As goofy as that whole Chicago episode is, things get worse with the next candidate, hip-hop star Damon Diesel (Trey Songz, under his real name Tremaine Neverson), and then collapse into complete awfulness with a long, gruesomely laugh-free segment featuring Taye Diggs as Langston Jefferson Battle III, a smiling jerk who’s running for Congress as a Libertarian Republican and drags her along as a prop to a dinner meeting with a potential contributor (Ned Beatty, chewing the scenery mercilessly). The fourth possibility is hotelier Quinton Jamison (Djimon Hounsou), who’s rich and charming but proves interested only in a pleasant companion on his round-the-world trips, not a wife.

These tedious encounters—punctuated by airport footage as Montana frantically tries to get to the necessary flights (some of it used repeatedly, especially a shot in which a dour Japanese man is beside her)—are made all the more ridiculous by the fact that the obvious choice lives right down the hall from her.

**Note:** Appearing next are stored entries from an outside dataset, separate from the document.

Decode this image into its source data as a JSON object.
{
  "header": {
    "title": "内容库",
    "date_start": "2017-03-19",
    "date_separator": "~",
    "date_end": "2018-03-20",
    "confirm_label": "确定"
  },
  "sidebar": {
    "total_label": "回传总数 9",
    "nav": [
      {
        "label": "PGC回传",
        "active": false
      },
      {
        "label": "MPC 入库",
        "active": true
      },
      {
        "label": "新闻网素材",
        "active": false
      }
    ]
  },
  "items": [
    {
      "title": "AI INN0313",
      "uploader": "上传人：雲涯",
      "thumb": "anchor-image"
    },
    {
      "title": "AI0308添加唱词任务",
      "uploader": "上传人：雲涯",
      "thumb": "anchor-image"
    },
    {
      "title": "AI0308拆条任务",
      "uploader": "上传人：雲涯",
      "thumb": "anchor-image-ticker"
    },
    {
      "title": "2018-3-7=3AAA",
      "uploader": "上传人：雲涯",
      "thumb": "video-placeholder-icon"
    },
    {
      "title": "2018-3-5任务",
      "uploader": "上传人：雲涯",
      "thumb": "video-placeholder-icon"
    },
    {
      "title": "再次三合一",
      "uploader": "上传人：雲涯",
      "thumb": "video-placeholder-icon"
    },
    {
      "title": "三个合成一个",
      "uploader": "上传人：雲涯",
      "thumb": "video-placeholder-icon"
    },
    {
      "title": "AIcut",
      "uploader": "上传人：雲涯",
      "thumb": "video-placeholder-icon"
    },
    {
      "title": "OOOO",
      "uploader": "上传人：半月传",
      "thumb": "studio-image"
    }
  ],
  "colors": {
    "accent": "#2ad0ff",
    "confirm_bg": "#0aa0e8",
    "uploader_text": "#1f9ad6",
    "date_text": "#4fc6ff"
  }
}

He’s literally named Mr. Wright (Derek Luke), Montana’s childhood buddy who as a kid offered to marry her and now drops by whenever she needs a hug or some bucking-up. To be sure, Talbert attempts to throw a wrench into the works by giving him a perky live-in girlfriend named Taylor (Christina Milian), but that obstacle is removed by a simple, though rather nasty, narrative expedient, and the preordained finale (which, of course, requires Montana to rush to the airport to catch him before he boards a plane bound for Paris and for her buddies to resort to dumb comic antics in an effort to delay his departure) arrives on schedule. As if that’s not bad enough, a dismal postscript involving Gail and Sam ends the picture on a sour note.

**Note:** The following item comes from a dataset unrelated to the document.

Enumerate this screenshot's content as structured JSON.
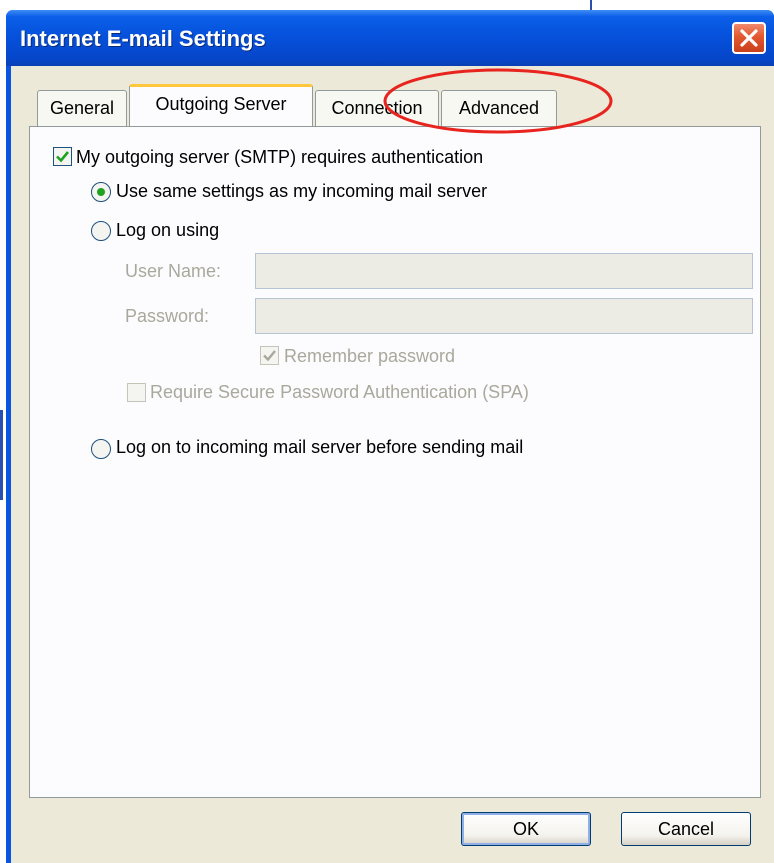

“Baggage Claim” looks good, and not merely because Patton is an attractive woman (though her mugging does her no favors). The technical work is proficient, from Anastas Michos’ cinematography to Dina Lipton’s production design, Bo Johnson’s art direction, Ryan Welsch’s set decoration and Maya Lieberman’s costume design, making for a glossy package. But most of the acting is either way over the top (Lewis, Scott, Diggs, Brody, Beatty) or utterly bland (Luke, Hounsou, Kodjoe), and that makes the backdrops irrelevant.

The title, incidentally, is based on the idea that male passengers can be categorized as marriage prospects on the basis of their luggage. Perhaps that’s an appropriate means of assessing movies, too—in which case this one might be characterized as a well-worn bag that’s been lugged around the block entirely too many times.